Rose Diane Lanier was born on Nov. 29, 1935, in Laurel, Mississippi, to a veterinarian father and a mother she described on her website as a "beautiful blonde, blue-eyed, gracious housewife."

Diane Ladd in "Wild at Heart."
Diane Ladd in "Wild at Heart."Samuel Goldwyn Films / Courtesy Everett Collection

Ladd set her sights on the performing arts at a young age.
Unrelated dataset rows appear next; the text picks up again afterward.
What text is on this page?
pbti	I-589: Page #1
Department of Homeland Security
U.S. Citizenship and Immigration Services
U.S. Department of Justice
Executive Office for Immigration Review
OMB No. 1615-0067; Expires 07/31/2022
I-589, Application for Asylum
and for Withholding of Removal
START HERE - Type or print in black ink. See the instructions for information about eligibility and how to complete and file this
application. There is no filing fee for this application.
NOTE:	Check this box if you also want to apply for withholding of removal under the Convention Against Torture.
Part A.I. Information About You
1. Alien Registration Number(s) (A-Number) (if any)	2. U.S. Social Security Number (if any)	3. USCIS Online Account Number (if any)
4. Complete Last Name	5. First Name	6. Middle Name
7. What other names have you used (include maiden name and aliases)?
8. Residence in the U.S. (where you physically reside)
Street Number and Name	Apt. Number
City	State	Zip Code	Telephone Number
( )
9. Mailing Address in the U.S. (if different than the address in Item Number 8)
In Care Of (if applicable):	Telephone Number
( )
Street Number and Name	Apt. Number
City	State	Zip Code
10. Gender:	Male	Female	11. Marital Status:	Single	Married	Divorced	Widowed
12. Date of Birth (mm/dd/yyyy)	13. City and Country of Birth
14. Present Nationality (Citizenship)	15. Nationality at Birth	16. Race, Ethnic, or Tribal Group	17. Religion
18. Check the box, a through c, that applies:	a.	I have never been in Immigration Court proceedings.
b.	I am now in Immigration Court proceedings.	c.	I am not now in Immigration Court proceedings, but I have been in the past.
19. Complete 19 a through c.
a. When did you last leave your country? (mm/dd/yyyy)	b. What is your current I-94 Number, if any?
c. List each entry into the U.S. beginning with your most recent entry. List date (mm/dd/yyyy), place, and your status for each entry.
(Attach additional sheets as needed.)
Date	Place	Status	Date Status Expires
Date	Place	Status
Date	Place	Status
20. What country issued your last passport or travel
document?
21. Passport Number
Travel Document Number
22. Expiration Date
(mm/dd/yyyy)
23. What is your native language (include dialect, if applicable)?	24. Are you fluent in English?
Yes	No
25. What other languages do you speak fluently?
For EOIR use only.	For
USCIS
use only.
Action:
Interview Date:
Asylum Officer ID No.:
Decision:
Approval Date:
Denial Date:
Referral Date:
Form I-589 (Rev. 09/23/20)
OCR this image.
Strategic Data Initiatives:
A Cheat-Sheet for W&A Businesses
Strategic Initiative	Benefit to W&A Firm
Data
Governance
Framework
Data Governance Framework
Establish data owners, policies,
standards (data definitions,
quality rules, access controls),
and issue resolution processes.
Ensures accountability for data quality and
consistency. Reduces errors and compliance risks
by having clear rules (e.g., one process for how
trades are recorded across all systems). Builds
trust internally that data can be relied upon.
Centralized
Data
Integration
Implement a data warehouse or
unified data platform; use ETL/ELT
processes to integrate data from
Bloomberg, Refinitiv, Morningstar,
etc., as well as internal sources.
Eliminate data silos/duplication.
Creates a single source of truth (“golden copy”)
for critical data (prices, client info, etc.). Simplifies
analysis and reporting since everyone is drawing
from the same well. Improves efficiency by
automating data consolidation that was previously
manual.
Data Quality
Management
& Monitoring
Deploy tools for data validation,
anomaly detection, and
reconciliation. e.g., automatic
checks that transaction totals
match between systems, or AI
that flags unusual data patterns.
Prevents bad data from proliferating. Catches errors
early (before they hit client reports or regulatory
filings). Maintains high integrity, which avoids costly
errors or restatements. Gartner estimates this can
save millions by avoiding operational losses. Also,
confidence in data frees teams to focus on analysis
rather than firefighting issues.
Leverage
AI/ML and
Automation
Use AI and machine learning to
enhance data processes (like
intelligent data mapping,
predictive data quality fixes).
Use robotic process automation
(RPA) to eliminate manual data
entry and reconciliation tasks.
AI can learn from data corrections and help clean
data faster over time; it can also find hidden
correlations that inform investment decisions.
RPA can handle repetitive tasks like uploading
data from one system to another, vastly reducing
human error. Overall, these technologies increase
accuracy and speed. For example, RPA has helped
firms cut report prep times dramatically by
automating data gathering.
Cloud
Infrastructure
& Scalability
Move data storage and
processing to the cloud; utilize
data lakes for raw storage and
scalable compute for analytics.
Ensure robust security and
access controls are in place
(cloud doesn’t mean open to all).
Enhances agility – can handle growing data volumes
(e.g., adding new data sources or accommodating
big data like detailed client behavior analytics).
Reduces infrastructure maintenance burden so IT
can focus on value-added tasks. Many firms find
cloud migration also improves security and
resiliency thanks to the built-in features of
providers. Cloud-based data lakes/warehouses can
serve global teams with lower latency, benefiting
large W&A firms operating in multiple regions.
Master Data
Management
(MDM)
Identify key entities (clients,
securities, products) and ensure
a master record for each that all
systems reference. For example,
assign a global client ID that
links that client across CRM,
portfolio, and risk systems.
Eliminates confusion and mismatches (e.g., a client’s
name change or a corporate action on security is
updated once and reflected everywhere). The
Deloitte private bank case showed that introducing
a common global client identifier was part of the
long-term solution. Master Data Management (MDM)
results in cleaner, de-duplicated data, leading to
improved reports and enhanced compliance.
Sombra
She became one of the "Copa Girls" at New York's Copacabana as a teenager and made her Manhattan theatrical debut in an off-Broadway revival of Tennessee Williams' "Orpheus Descending."
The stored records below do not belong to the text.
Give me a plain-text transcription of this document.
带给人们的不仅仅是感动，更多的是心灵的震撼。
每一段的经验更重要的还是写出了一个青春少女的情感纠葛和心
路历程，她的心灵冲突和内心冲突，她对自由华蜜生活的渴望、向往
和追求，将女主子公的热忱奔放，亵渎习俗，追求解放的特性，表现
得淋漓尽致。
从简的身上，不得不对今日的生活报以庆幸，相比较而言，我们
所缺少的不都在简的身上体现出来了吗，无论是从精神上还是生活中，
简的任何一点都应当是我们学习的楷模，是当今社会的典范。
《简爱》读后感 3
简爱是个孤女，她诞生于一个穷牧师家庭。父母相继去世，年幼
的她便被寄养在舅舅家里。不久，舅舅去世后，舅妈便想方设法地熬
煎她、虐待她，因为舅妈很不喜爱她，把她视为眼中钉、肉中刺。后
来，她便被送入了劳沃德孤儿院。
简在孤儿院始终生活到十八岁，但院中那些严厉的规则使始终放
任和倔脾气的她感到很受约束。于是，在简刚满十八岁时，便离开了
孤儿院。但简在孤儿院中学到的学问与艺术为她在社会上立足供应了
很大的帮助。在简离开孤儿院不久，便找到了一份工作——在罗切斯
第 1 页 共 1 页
She earned her first big-screen credit in B-movie king Roger Corman's biker picture "The Wild Angels," released in 1966. Ladd's other notable film roles from this period included "The Reivers," "The Rebel Rousers" and "White Lightning."

Meanwhile, Ladd acted steadily on television, picking up parts on "The Walter Winchell File," "Naked City," "Deadline," "The Detectives," "Perry Mason," "The Fugitive," "Gunsmoke" and other midcentury classics.

By the middle of the '70s, Ladd acknowledged her own versatility.

"I can do Shakespeare, Ibsen, English accents, Irish accents, no accent, stand on my head, tap dance, sing, look 17 or look 70," Ladd told The New York Times for a profile published on Sept. 23, 1976.

Ladd's later film credits included "National Lampoon's Christmas Vacation," "Ghosts of Mississippi," "Primary Colors" and the 2015 drama "Joy," a biopic of Miracle Mop inventor Joy Mangano.

Ladd drew raves for her performance as Dern's character's mother on Mike White's cult HBO dramedy "Enlightened." Dern played a troubled sales executive who moves back in with her mom after a nervous breakdown at the office.

"It's good to see you, Mom," Dern's Amy Jellicoe says earnestly in one episode. Ladd's reply: "Why?"

Ladd was married three times. She was married to Oscar-nominated actor Bruce Dern from 1960 to 1969; William Shea Jr. from 1969 to 1977; and Robert Hunter from 1999 until his death earlier this year.